= Gergis (Troad) =

Town in ancient Troad

Gergis (Γέργις), also known as Gergithus (Γέργιθος) or Gergitha (Γέργιθα) or Gergithes (Γέργιθες), and later Kerge, was a town in ancient Troad, on the north of the Scamander River. It was inhabited, according to Herodotus, by descendants of the mythical Teucrians. Herodotus also records that it was passed by the Persian army of Xerxes I on the way to Abydos in 480 BCE. In the time of Xenophon Gergis is called a strong place; it had an acropolis and strong walls, and was one of the chief towns of the Dardanian princess Mania. King Attalus of Pergamus transplanted the inhabitants of Gergis to a place near the sources of the Caicus, whence we afterwards find a place called Gergetha or Gergithion, near Larissa Phrikonis, in the territory of Cyme. The old town of Gergis was believed by some to have been the birthplace of the Sibyl, whence coins found there have the image of the prophetess impressed upon them.
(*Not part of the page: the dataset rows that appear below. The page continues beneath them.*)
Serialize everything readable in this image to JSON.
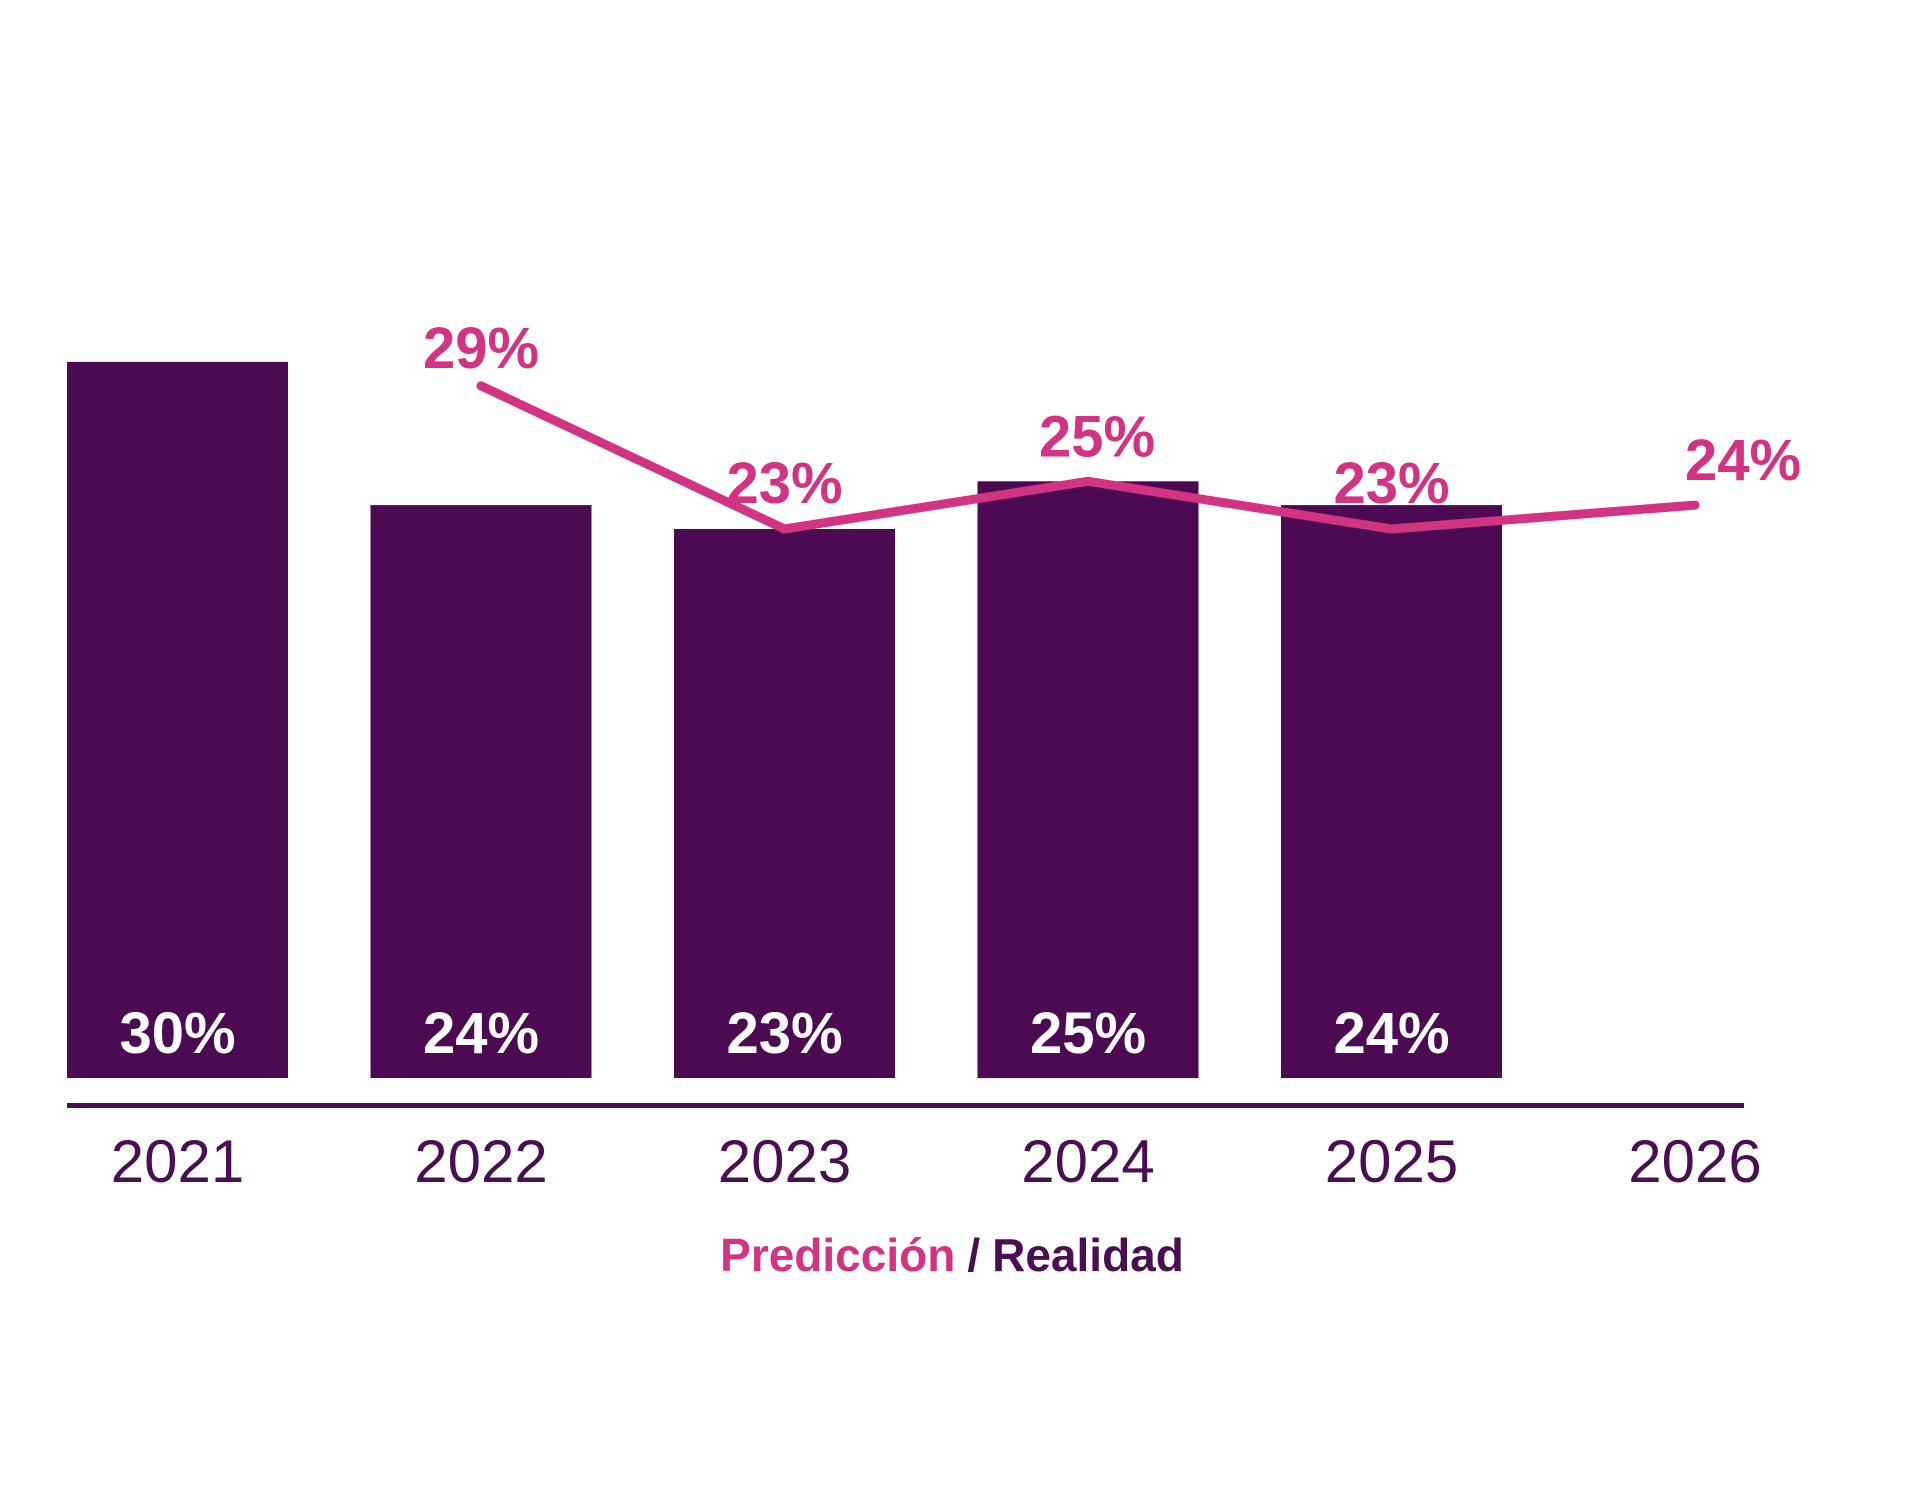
{
  "page": {
    "background_color": "#FFFFFF"
  },
  "chart_data": {
    "type": "bar",
    "subtype": "bar-with-line-overlay",
    "title": "",
    "xlabel": "",
    "ylabel": "",
    "categories": [
      "2021",
      "2022",
      "2023",
      "2024",
      "2025",
      "2026"
    ],
    "series": [
      {
        "name": "Realidad",
        "type": "bar",
        "color": "#4B0A52",
        "values": [
          30,
          24,
          23,
          25,
          24,
          null
        ],
        "label_position": "inside-bottom",
        "label_color": "#FFFFFF"
      },
      {
        "name": "Predicción",
        "type": "line",
        "color": "#D23383",
        "values": [
          null,
          29,
          23,
          25,
          23,
          24
        ],
        "label_position": "above-line",
        "label_color": "#D23383"
      }
    ],
    "value_suffix": "%",
    "ylim": [
      0,
      30
    ],
    "grid": false,
    "y_axis_visible": false,
    "x_axis_line_color": "#4A0E52",
    "tick_label_color": "#4A0E52",
    "legend_position": "bottom-center"
  },
  "legend": {
    "prediction_label": "Predicción",
    "separator": "/",
    "reality_label": "Realidad",
    "prediction_color": "#D23383",
    "reality_color": "#4A0E52"
  }
}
Cephalion (Κεφαλίων) or Cephalon (Κεφάλων) of Gergis was a rhetor and historian during the reign of Hadrian. He left his city because of enmity with its rulers and went to Sicily. He wrote many works in Ionic Greek.

A Cephalon of Gergis, author of a Troica, is mentioned as a very ancient historian by Dionysius of Halicarnassus; Athenaeus calls him Cephalion and remarks that the Troica under his name was the work of Hegesianax of Alexandria.

Its site is located near Karıncalı, a village in the Bayramiç District of Çanakkale Province in Asiatic Turkey.